Complete spermatogenesis in intratesticular testis tissue xenotransplants from immature non-human primate

Boys receiving gonadotoxic treatment (e.g. chemo- or radiotherapy) before puberty face the possibility of being infertile when they reach adulthood due to the loss of germ cells. As mature spermatozoa are not present, the only fertility preservation strategy currently offered involves the cryopreservation of immature testis tissue (ITT) containing spermatogonial stem cells (SSCs). Auto-transplantation of cryopreserved ITT has the advantage of retaining SSCs within their niche, providing an optimal microenvironment, and is therefore a promising approach to restore fertility. Although xenotransplantation of ITT has resulted in complete spermatogenesis in several species (e.g. mice, hamster, rabbit, bovine, horse, cat and dog), ITT has not been successful in human. Possibly the relatively short time that human fragments could be maintained in mice was the reason for not achieving full spermatogenesis. Therefore, Ntemou and colleagues designed a study using ITT from marmosets (Callithrix jacchus) in which testicular tissue matures much faster (puberty starts around the age of 11 months, whereas in humans it begins around the age of 12 years). In addition, similarities, including reproductive hormonal activity and germ cell differentiation, render the marmoset as a pre-clinical animal model for human testicular development [1, 2].

In this study, Ntemou and colleagues compared two potential transplantation sites over a long period and report for the first time complete spermatogenesis with generation of spermatozoa in marmoset transplants following intratesticular xenotransplantation of ITT.

Ntemou and colleagues obtained testis tissue pieces from two 6-month-old co-twin marmosets, stored them overnight at 4°C in cold Dulbecco’s Modified Eagle Medium (DMEM) and transplanted the fragments next morning either into the testicular parenchyma or under the dorsal skin of 4-week-old immunodeficient Swiss Nu/Nu mice. Afterwards, xenotransplants were retrieved at 4 and 9 months post-transplantation and analyzed by immunohistochemical stainings with regard to transplant survival and germ cell differentiation. Four months post-transplantation, 78% of the intratesticular transplants showed postmeiotic differentiation (round spermatids, elongated spermatids and spermatozoa). In contrast, in the ectopic transplants, spermatocytes (early meiotic germ cells) were the most advanced germ cell type present at 4 months and no transplants could be recovered after 9 months (not detectable or only interstitial cells and fibrosis were observed). However, complete spermatogenesis was observed in all recovered intratesticular transplants after 9 months, indicating a progressive spermatogenic development in intratesticular transplants between the two time-points.
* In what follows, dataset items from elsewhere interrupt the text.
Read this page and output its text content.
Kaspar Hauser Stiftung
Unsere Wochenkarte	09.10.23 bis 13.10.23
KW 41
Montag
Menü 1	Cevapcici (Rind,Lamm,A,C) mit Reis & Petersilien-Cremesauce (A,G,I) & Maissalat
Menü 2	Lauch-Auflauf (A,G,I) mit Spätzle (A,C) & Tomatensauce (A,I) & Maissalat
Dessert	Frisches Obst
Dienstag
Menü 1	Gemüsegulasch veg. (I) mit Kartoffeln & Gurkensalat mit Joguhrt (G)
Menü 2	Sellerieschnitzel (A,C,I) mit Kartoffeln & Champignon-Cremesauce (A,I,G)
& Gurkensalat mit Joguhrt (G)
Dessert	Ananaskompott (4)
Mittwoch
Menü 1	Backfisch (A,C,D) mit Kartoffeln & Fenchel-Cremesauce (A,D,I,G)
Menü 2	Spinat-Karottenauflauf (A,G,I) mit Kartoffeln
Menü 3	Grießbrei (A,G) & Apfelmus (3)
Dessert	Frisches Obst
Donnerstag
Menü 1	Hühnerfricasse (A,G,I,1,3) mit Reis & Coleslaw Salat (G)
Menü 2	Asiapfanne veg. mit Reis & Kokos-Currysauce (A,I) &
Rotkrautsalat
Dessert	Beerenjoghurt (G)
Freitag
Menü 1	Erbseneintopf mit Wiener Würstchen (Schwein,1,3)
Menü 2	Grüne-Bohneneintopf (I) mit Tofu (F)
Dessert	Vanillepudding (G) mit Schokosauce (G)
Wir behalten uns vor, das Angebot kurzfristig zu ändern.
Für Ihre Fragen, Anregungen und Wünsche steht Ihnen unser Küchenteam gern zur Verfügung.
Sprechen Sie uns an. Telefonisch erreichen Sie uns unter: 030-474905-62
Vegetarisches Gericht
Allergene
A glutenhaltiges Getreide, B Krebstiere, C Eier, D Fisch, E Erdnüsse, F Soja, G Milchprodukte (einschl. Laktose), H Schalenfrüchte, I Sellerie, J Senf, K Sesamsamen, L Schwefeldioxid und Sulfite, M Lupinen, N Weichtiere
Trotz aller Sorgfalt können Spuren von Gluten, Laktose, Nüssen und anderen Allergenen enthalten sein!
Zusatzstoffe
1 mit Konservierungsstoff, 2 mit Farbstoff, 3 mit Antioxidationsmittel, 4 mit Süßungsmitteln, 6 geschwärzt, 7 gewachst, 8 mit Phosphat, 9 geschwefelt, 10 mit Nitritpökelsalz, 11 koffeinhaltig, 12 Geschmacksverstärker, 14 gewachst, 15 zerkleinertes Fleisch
Due to ethical restrictions, the authors were not able to prove the functionality of the spermatozoa produced in the marmoset transplants, but fertilization competence of sperm derived from monkey testicular xenografts was confirmed previously [3].

In this study, Ntemou and colleagues demonstrated that the testicular parenchyma provides the required microenvironment (temperature regulation, growth factors and hormonal support) for germ cell differentiation and long-term survival of immature marmoset testis tissue. The results indicate progressive and sustained spermatogenesis over an extended period. Therefore, the authors hypothesize that the generation of sperm in human ITT xenotransplants may require a prolonged (more than 9 months) transplantation period, and suggest that future studies should focus on extending the xenotransplantation period. Furthermore, different potential transplantation sites with eligible temperatures as well as exogenous administration of FSH or human chorionic gonadotropin should be investigated to determine the mechanisms regulating spermatogenesis in ITT transplants. Taken together, ITT could be a potential fertility restoration strategy for patients with complete loss of germ cells due to chemo- and/or radiotherapy at a young age.

[1] Sharpe et al. 2000. ‘’Effect of neonatal gonadotropin-releasing hormone antagonist administration on Sertoli cell number and testicular development in the marmoset: comparison with the rat’’. Biol Reprod 62:1685-1693.

[2] Mitchell et al. 2008. ‘’Germ cell differentiation in the marmoset (Callithrix jacchus) during fetal and neonatal life closely parallels that in the human. Hum Reprod 23:2755-2765.

[3] Liu et al. 2016. ‘’ Generation of macaques with sperm derived from juvenile monkey testicular xenografts’’ . Cell Res 26:139–142.

Ntemou et al. 2019. “Complete spermatogenesis in intratesticular testis tissue xenotransplants from immature non-human primate.” Hum Reprod 34: 403-413.